His grin deepened to show some teeth. "That, is a much better question." He summoned the buns from his storage item again and offered her the box.
She traded away the flask she didn't want to drink more from. Then considered the box without opening it. Just the scent of the steam leaking out the sides triggered her hunger again. Reminding her that her stomach was suddenly empty and the buns were just so delicious. She kept the lid tightly shut, not trusting her self control further than that.
What an impressive chef to be able to trigger hunger so easily after vomiting. She snapped her eyes up to Long. "Master Long. Are you a master chef?"

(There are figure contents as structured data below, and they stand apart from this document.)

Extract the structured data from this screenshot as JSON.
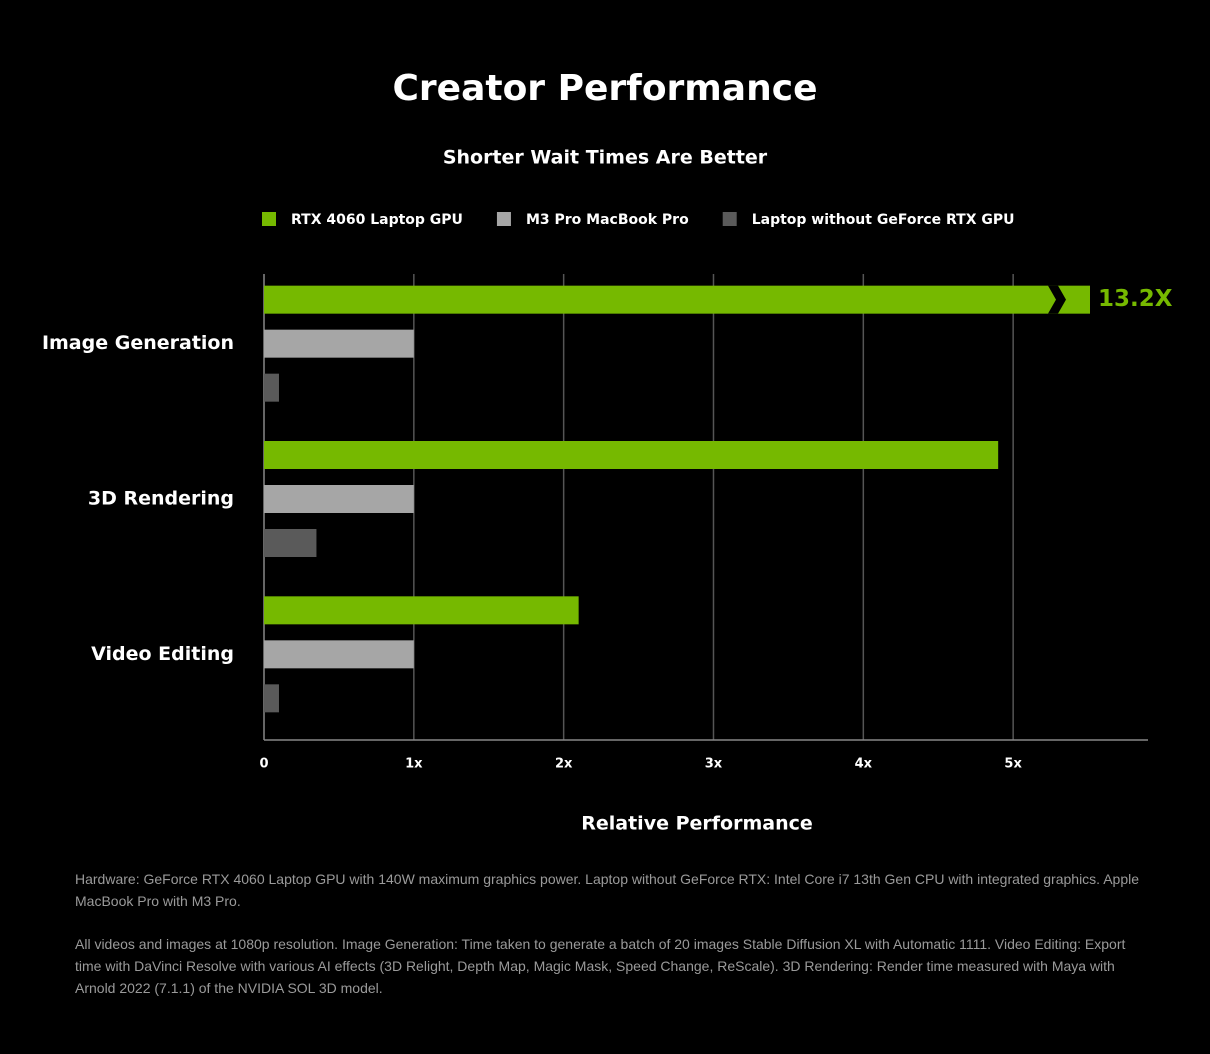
{
  "chart_data": {
    "type": "barh",
    "title": "Creator Performance",
    "subtitle": "Shorter Wait Times Are Better",
    "xlabel": "Relative Performance",
    "categories": [
      "Image Generation",
      "3D Rendering",
      "Video Editing"
    ],
    "series": [
      {
        "name": "RTX 4060 Laptop GPU",
        "color": "#76b900",
        "values": [
          13.2,
          4.9,
          2.1
        ],
        "value_labels": [
          "13.2X",
          null,
          null
        ]
      },
      {
        "name": "M3 Pro MacBook Pro",
        "color": "#a6a6a6",
        "values": [
          1,
          1,
          1
        ]
      },
      {
        "name": "Laptop without GeForce RTX GPU",
        "color": "#5a5a5a",
        "values": [
          0.1,
          0.35,
          0.1
        ]
      }
    ],
    "xlim": [
      0,
      5.9
    ],
    "xticks": [
      0,
      {
        "value": 1,
        "label": "1x"
      },
      {
        "value": 2,
        "label": "2x"
      },
      {
        "value": 3,
        "label": "3x"
      },
      {
        "value": 4,
        "label": "4x"
      },
      {
        "value": 5,
        "label": "5x"
      }
    ],
    "grid": true,
    "legend": "top",
    "footnotes": [
      "Hardware: GeForce RTX 4060 Laptop GPU with 140W maximum graphics power. Laptop without GeForce RTX: Intel Core i7 13th Gen CPU with integrated graphics. Apple MacBook Pro with M3 Pro.",
      "All videos and images at 1080p resolution. Image Generation: Time taken to generate a batch of 20 images Stable Diffusion XL with Automatic 1111. Video Editing: Export time with DaVinci Resolve with various AI effects (3D Relight, Depth Map, Magic Mask, Speed Change, ReScale). 3D Rendering: Render time measured with Maya with Arnold 2022 (7.1.1) of the NVIDIA SOL 3D model."
    ]
  }
}
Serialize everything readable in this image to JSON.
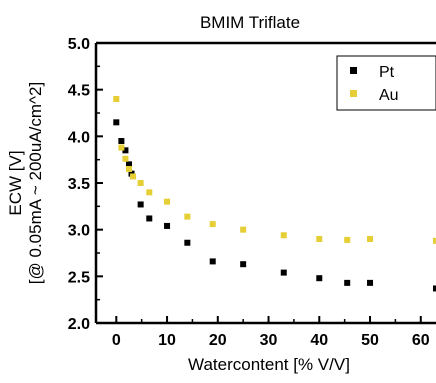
{
  "chart_data": {
    "type": "scatter",
    "title": "BMIM Triflate",
    "xlabel": "Watercontent [% V/V]",
    "ylabel_line1": "ECW [V]",
    "ylabel_line2": "[@ 0.05mA ~ 200uA/cm^2]",
    "xlim": [
      -4,
      63
    ],
    "ylim": [
      2.0,
      5.0
    ],
    "xticks": [
      0,
      10,
      20,
      30,
      40,
      50,
      60
    ],
    "xtick_labels": [
      "0",
      "10",
      "20",
      "30",
      "40",
      "50",
      "60"
    ],
    "yticks": [
      2.0,
      2.5,
      3.0,
      3.5,
      4.0,
      4.5,
      5.0
    ],
    "ytick_labels": [
      "2.0",
      "2.5",
      "3.0",
      "3.5",
      "4.0",
      "4.5",
      "5.0"
    ],
    "legend_position": "top-right",
    "series": [
      {
        "name": "Pt",
        "color": "#000000",
        "marker": "square",
        "x": [
          0,
          1,
          1.8,
          2.5,
          3,
          4.8,
          6.5,
          10,
          14,
          19,
          25,
          33,
          40,
          45.5,
          50,
          63
        ],
        "y": [
          4.15,
          3.95,
          3.85,
          3.7,
          3.6,
          3.27,
          3.12,
          3.04,
          2.86,
          2.66,
          2.63,
          2.54,
          2.48,
          2.43,
          2.43,
          2.37
        ]
      },
      {
        "name": "Au",
        "color": "#E6CF35",
        "marker": "square",
        "x": [
          0,
          1,
          1.8,
          2.5,
          3.3,
          4.8,
          6.5,
          10,
          14,
          19,
          25,
          33,
          40,
          45.5,
          50,
          63
        ],
        "y": [
          4.4,
          3.88,
          3.76,
          3.65,
          3.57,
          3.5,
          3.4,
          3.3,
          3.14,
          3.06,
          3.0,
          2.94,
          2.9,
          2.89,
          2.9,
          2.88
        ]
      }
    ]
  }
}
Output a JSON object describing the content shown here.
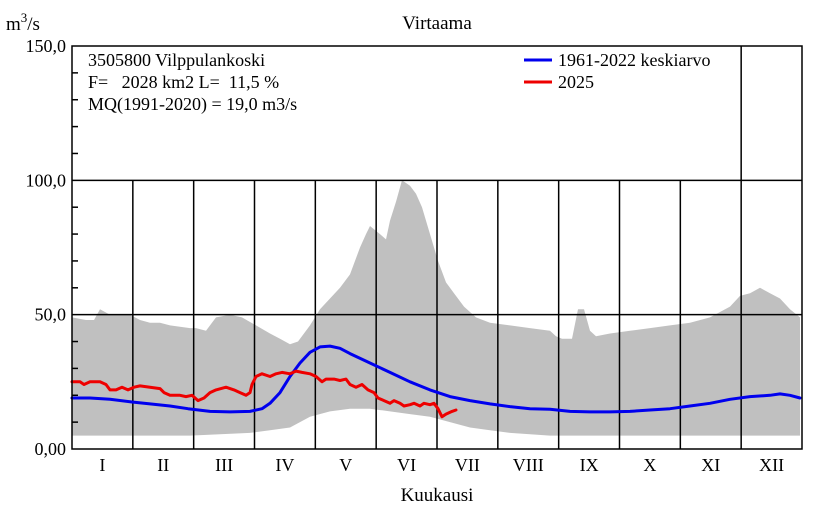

He leaned back slightly at the off topic question. "I am skilled at many things. Sword arts and immortal cooking are among them. Though my specific mastery is only really over the Bai boy. He wishes to learn some of my sword techniques."
She looked down at the box in her hands. "So you did cook these, and would it be correct to say, as part of that cooking you... refined the spice plant's Dao into spite?"
His deep grin returned, but he did not answer.
"Ugh, are you trying to get me to call you a master of avoiding questions?"
"Well, I think you've proven yourself well enough." He reached for the box and vanished it away, a brief flutter of qi brushing her hands away from it. Then he clapped once, dropped the privacy barrier and walked away. "Do stay for the geyser, most find it quite enlightening." Then he barked "Bai!" Across the area, disturbing most of the new cultivators' meditation. "It's time for more training."
"Master!?" The man spoke the single word like an excited boy.
"The young Wise Shae has put me in the mood for it. Make sure to repay her."
His expression dropped. "Master." He turned his obviously conflicted emotions to her and gave a tiny bow that was mostly a nod. Then he skipped off after Master Long.